昨日雨、今日も雨のようだ。昨日は雨足の弱まった隙に自転車で出かけ、お金にはならないが仕事というのを短時間やり、外に出るととても雨が強くなっていたので自転車を置いておける場所まで引っ張り、それから歩いて映画館に行った。カンボジア映画を上映してくれるとはありがたいが、見に行く人はいるんだろうかと心配していたら9人も観客あってびっくりした。それに上映予定をみると見たいものだらけ。長野の映画事情に深く感謝。そんな気持ちで劇場へ。スタートから惹き込まれた。あの南国のお日さまが近くに張り付いているような空気感がものすごく懐かしい。赤いライトと褐色の肌と猥雑な町の様子に入り込んでしまう。母娘関係、父娘関係、若い恋人同士の関係、若い不良仲間関係、父の仕事関係とコネ、抑圧的な女性の立場等々、パーツごとにはありがちな関係。でもカンボジアである。クメールルージュ時代の影響が誰にも影を落としている。日本でいうと主人公は戦後生まれの民主主義に育った女の子で、親世代は戦争を引きずっていると考えるとイメージしやすいが、カンボジアの場合は内戦なので殺した側も殺された側も殺されるはずだったのに生きのびた人も一緒に生きることになる。
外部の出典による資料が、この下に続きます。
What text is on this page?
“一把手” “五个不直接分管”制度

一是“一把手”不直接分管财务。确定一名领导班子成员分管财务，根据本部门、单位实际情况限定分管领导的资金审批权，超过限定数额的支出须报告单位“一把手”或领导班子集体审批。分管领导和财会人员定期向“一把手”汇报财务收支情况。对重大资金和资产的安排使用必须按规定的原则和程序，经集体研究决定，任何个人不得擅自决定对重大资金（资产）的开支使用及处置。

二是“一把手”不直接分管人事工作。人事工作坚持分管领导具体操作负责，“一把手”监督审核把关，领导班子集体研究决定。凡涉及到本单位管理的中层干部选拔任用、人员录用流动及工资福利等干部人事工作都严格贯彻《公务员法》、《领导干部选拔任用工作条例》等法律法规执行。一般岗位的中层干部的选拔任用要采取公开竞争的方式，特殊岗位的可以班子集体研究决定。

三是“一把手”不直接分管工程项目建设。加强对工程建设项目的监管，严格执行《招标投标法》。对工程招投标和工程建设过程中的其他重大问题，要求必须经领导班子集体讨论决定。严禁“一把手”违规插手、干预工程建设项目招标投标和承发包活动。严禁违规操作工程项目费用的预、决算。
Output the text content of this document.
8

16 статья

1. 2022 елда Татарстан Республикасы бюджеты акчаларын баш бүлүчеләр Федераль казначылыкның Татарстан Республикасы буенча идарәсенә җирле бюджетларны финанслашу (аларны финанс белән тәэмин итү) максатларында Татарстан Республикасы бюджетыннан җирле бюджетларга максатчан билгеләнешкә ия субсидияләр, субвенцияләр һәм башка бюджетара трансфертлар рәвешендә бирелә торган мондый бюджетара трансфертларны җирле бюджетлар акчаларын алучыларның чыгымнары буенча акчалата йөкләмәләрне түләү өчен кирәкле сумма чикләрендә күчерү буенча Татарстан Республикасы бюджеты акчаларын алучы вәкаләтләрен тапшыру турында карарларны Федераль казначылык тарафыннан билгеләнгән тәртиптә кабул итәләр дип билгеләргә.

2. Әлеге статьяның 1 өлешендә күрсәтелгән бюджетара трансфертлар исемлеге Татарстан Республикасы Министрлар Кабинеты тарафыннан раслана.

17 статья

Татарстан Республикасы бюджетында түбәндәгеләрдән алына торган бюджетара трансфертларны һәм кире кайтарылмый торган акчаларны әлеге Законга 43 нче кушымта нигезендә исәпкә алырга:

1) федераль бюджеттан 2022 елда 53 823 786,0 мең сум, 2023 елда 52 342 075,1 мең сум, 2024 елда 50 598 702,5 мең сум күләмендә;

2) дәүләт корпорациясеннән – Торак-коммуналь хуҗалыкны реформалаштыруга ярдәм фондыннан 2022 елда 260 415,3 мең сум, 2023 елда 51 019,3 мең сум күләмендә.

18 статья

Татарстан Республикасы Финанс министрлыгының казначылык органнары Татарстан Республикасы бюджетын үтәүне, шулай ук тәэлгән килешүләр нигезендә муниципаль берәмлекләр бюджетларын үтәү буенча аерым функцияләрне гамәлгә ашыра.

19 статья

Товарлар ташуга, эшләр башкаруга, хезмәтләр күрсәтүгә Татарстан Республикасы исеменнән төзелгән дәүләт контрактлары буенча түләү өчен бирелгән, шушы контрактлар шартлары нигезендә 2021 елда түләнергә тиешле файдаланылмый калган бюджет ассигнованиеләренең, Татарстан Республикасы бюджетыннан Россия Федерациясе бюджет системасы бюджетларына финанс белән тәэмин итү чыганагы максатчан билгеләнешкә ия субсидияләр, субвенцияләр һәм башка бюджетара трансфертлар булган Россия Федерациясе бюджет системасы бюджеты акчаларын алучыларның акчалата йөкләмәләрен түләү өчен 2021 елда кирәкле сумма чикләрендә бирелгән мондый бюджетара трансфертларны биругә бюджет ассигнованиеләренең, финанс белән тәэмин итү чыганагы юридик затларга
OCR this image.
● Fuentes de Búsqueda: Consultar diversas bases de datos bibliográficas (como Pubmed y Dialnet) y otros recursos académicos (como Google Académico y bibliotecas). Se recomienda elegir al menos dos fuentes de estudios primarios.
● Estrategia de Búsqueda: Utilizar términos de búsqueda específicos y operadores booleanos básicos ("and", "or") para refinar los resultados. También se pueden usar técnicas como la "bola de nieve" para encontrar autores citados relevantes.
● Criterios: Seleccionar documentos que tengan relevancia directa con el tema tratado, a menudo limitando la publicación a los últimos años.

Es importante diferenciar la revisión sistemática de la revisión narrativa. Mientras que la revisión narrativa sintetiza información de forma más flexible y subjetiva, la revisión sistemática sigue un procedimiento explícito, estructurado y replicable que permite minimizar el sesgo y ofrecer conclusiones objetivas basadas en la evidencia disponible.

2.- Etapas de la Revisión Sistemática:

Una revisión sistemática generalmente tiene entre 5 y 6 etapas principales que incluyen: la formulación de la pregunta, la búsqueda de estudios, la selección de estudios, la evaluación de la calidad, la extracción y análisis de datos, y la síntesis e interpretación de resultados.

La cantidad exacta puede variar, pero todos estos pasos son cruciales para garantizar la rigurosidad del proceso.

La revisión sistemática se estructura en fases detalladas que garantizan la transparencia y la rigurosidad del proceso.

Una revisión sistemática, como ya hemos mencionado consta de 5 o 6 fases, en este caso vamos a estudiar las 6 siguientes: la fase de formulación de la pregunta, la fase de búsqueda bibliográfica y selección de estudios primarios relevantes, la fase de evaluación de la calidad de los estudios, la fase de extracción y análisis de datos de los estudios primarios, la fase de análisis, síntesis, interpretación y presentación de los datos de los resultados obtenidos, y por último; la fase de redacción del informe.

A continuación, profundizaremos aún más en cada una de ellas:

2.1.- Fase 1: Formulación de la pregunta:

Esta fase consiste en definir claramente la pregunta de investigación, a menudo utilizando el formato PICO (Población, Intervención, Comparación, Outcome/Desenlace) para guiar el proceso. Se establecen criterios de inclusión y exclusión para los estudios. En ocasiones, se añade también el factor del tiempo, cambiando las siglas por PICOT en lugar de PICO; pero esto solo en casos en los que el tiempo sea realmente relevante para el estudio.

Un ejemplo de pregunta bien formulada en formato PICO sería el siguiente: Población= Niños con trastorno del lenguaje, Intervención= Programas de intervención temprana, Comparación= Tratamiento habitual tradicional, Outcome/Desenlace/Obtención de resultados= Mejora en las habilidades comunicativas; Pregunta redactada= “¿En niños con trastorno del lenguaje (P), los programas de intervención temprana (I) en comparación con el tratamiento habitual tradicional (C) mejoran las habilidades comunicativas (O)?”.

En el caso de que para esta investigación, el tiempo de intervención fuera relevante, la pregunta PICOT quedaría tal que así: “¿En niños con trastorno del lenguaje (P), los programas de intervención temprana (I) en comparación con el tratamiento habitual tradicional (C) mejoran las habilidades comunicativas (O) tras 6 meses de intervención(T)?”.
これらの人々を結んでいるのはタイトルにある映画館。ちょっとこのへんはニュー・シネマ・パラダイスを思い出させた。こちらは最初見た時に、どうしてそんなに人気なのか分からずもう1度また劇場で見てみたけど、自分には多分映画への愛情がそこまでないんだろうと感じる程度の低い理解度に留まってしまっている。で、こちらのプノンペンの方は、生死の切実さのある中での映画。原題はストーリーそのままに「最後のリール」だったが、色々な意味で最後なのだった。伏線が色々あって物語自体の展開が面白かったのと、それからやはり自分がここまで親をやってくると、状況に共通点がなくたって親の気持ちが分かるなというのを感じ、しんみり泣ける部分もあった。カンボジア語がタイ語と似ているときいているのでそれも気になったけど、いくつかの単語が共通しているのが分かったくらいだった。ขอบคุณは最初の子音が取れて母音から始まるようだ。完全に同じかなと感じたのは「将来」。他にもいくつかあったのでメモっておけば良かったのに迂闊だった。主人公の女性がすごく魅力的だったし、映像がきれいだった。クメールルージュ時代に人口の4分の1が死に、映画監督や俳優はまず殺害の対象になったこと、苦しんでいる人は殺した側にもいること、それでも国を造っていかねば、というメッセージが分かりやすく伝わる。その時代を知らない若い世代の視点なのでカンボジアの歴史について知らない外国人にも分かりやすい。ひとつだけ分からなかったことは、映画の撮影を収容所でしたということになっているように理解したが、それが可能だったという状況説明はなかったように思って疑問が残ってしまった。もっともあれも嘘なら納得できる。私としてはとても好感のもてる映画、ひじょうに良かった。